Abstract

Context:Due to the prevalence of software vulnerabilities, vulnerability detection becomes a fundamental problem in system security. Objective:To solve this problem, academics and industries have made great efforts to propose deep-learning-based (DL-based) approaches but these attempts have three main limitations: (1) perform poorly on real-world projects (e.g., Accuracy below 74.33% and F1 below 73.55%); (2) perform poorly in catching vulnerable patterns due to incomplete code representations; (3) mostly perform coarse-grained function-level prediction and lack interpretability analysis.
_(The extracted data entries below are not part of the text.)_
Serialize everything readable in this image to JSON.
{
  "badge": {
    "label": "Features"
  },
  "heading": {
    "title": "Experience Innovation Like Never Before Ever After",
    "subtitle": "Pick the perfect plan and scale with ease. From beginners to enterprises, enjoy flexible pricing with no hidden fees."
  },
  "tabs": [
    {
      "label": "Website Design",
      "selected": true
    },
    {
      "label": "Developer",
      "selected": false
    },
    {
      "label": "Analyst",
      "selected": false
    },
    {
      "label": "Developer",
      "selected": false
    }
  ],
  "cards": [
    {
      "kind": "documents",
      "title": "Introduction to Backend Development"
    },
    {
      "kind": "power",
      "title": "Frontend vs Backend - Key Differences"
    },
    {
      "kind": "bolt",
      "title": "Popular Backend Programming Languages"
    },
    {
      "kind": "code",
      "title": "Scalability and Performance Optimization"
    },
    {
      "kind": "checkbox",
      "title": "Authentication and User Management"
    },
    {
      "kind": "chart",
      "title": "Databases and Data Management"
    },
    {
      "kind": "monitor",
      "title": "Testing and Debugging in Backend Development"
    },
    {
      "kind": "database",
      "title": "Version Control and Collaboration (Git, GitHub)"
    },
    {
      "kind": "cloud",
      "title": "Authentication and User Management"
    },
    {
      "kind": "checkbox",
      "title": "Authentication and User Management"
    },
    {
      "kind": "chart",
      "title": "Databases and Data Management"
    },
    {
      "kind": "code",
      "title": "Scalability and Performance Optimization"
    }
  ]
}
Methods:In this paper, we propose VulPCL, a BLSTM and CodeBERT based approach, which makes the first attempt to perform vulnerability prediction, categorization, and localization automatically within a framework. To alleviate the above-mentioned limitations, our VulPCL considers multi-dimension (i.e., text-based, sequence-based, and graph-based) representations to catch latent vulnerable patterns and multi-model training to learn high-level semantics. Results:Through experiments on four real-world datasets containing 114+ CWE (Common Weakness Enumeration) types spanning from 2005 to 2022, we find that our VulPCL outperforms the baselines by (1) 13.51%∼60.64% and 14.34%∼180.23% on Accuracy, and F1 respectively on vulnerability prediction; (2) 10.32%∼46.79%, and 10.71%∼127.80% on Accuracy, and macro-F1 respectively on vulnerability categorization; (3) 9.23%∼36.54% on Top-10 Accuracy on vulnerability localization. Conclusion:These results indicate that our VulPCL is considerably more accurate, effective, fine-grained, and practical than previous studies. Besides, our further analyses show that VulPCL is indeed capable of capturing all vulnerability lines, and the result of line-level vulnerability localization is consistent with the function-level vulnerability prediction as the increase of predicted lines. Thus making VulPCL more interpretable than previous studies. Our additional investigation also shows that VulPCL effectively detects the Most Dangerous 25 CWEs in 2022, which is instructive for security researchers.